“Is this a dream? How did I become so lucky to have such an amazing guy? I literally don’t have to worry about a single thing!”
While it felt good to be treated as a “princess”, it made me extremely worried too. Mainly because I come from a hard-working family who spends money carefully. Like…
- buying things if they’re on sale.
- taking a 7-hour bus drive vs a 1-hour flight.
- cooking bulks of food to eat the rest of the week.
Would welcoming this royal treatment turn me into a lazy bum? A needy companion? Perhaps a stuck-up b**** who cares nothing more than shoes and nails?
I wasn’t sure how I’d turn out.
All I knew was, I started to fall hard for this prestigious lifestyle. And so I let it.
From left to right | Got a total makeover by professionals, shopping at Beverly Hills, dressing fashionably at parties
Until one day, it all fell apart.
By the time I returned back to my parent’s home, depressed and teared up, I was irritated — by EVERYTHING.
Why doesn’t the hot water come out instantly?
Why is my bed so stiff?
Why don’t we order takeout instead of eating last week’s leftovers?
Things that didn’t bother me back then suddenly became the downfall of my day. To the point where I just wanted to pack up and move.
But I couldn’t.
I had less than $2,000 in my bank. A crummy resume. No serious skills (except for cooking). Friends who’ve lost track of my existence. Worse of all, a shattered confidence that made me scared of doing things on my own.

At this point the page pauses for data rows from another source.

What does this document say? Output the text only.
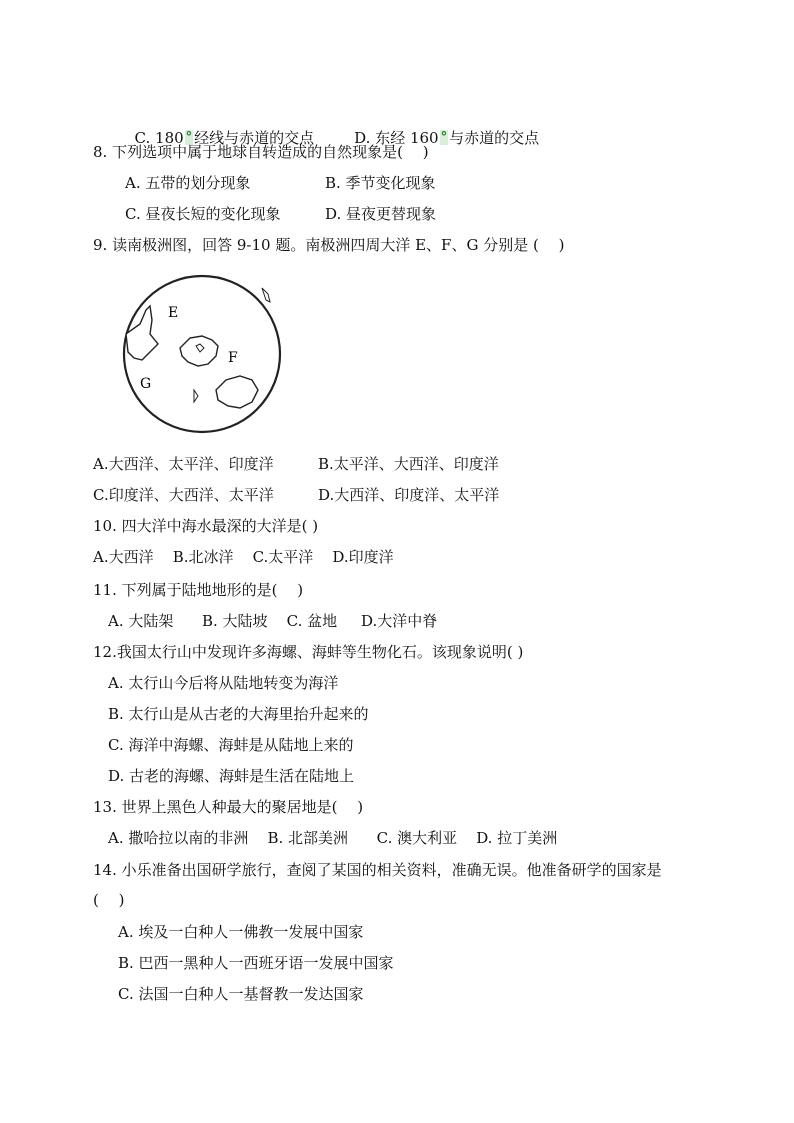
C. 180 ° 经线与赤道的交点	D. 东经 160 ° 与赤道的交点

8. 下列选项中属于地球自转造成的自然现象是(　 )
A. 五带的划分现象	B. 季节变化现象
C. 昼夜长短的变化现象	D. 昼夜更替现象
9. 读南极洲图，回答 9-10 题。南极洲四周大洋 E、F、G 分别是 (　 )
E
F
G
A.大西洋、太平洋、印度洋	B.太平洋、大西洋、印度洋
C.印度洋、大西洋、太平洋	D.大西洋、印度洋、太平洋
10. 四大洋中海水最深的大洋是( )
A.大西洋 B.北冰洋 C.太平洋 D.印度洋
11. 下列属于陆地地形的是(　 )
A. 大陆架 B. 大陆坡 C. 盆地 D.大洋中脊
12.我国太行山中发现许多海螺、海蚌等生物化石。该现象说明( )
A. 太行山今后将从陆地转变为海洋
B. 太行山是从古老的大海里抬升起来的
C. 海洋中海螺、海蚌是从陆地上来的
D. 古老的海螺、海蚌是生活在陆地上
13. 世界上黑色人种最大的聚居地是(　 )
A. 撒哈拉以南的非洲 B. 北部美洲 C. 澳大利亚 D. 拉丁美洲
14. 小乐准备出国研学旅行，查阅了某国的相关资料，准确无误。他准备研学的国家是
(　 )
A. 埃及一白种人一佛教一发展中国家
B. 巴西一黑种人一西班牙语一发展中国家
C. 法国一白种人一基督教一发达国家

I had become so used to someone taking care of me that I forgot what responsibility was. What stress was.
I knew if I didn’t start managing my own life, I would remain stuck where I was.
So I got a new job as a server.
I began weight-lifting and writing.
Good combo? Hm…
If I wasn’t sure about something, I googled it (instead of asking someone for help first).
Because when you’re spoiled, you stop trying in life. You stop learning to fix your own problems. Worst of all, you lose a part of yourself that you never discover.
That’s why I promised to never settle for a lifestyle where things are automatically given to or done for me. Because in the end,
Royal treatment can never be as fulfilling as accomplishing things for yourself.